Objective: Cirrhotic patients have an increased ratio of urinary cortisol to cortisone metabolites, indicating decreased renal 11-β-hydroxysteroid dehydrogenase type-2 activity. This suggests that cortisol--by activation of the mineralocorticoid receptor--may contribute to the abnormal sodium retention evident in cirrhosis. The aim was to elucidate the role of glucocorticoids in sodium retention in decompensated cirrhotic patients.
Methods: A randomized, double-blind, placebo-controlled, crossover study was performed in nine patients with alcoholic cirrhosis of the liver. A washout interval of 14 days separated the two periods. After a basal period of 36 h, dexamethasone (0.5 mg every 6 h) or placebo was given for two days. Urine was collected for 12 h periods, and the concentrations of sodium, potassium, creatinine, cortisol and cortisol metabolites were determined. Blood samples for hemoglobin, glucose, sodium, potassium, creatinine, aldosterone and cortisol were obtained daily.

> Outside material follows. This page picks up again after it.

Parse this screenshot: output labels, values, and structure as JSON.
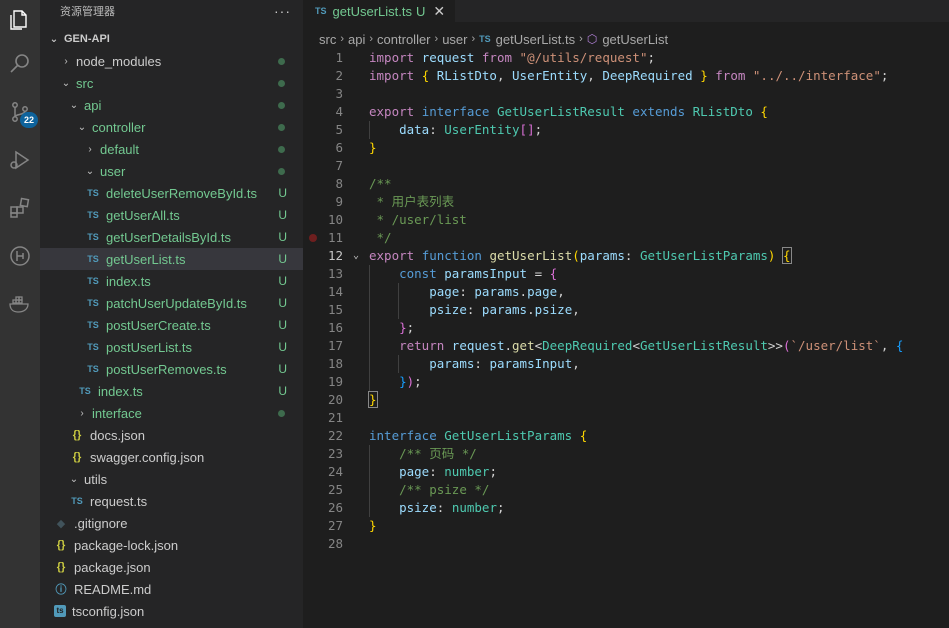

Results: Dexamethasone treatment decreased S-cortisol 92.3% (82.9-93.4%) (median and range) compared with that in the basal period. Natriuresis (dexamethasone--placebo) increased 55.1 (-26.4-168.7) mmol/day (median and range). No statistically significant differences (dexamethasone--placebo) were found in changes in body weight (0.00 (-0.45-2.20) kg/day), diuresis (0.56 (-0.35-1.43) L/day) or mean arterial pressure (8.33 (-16.0-41.3) mmHg) (median and range) in reference to the preceding 24 h basal period.
Conclusion: These results indicate that endogenous glucocorticoids contribute to the sodium retention in patients with alcoholic cirrhosis of the liver.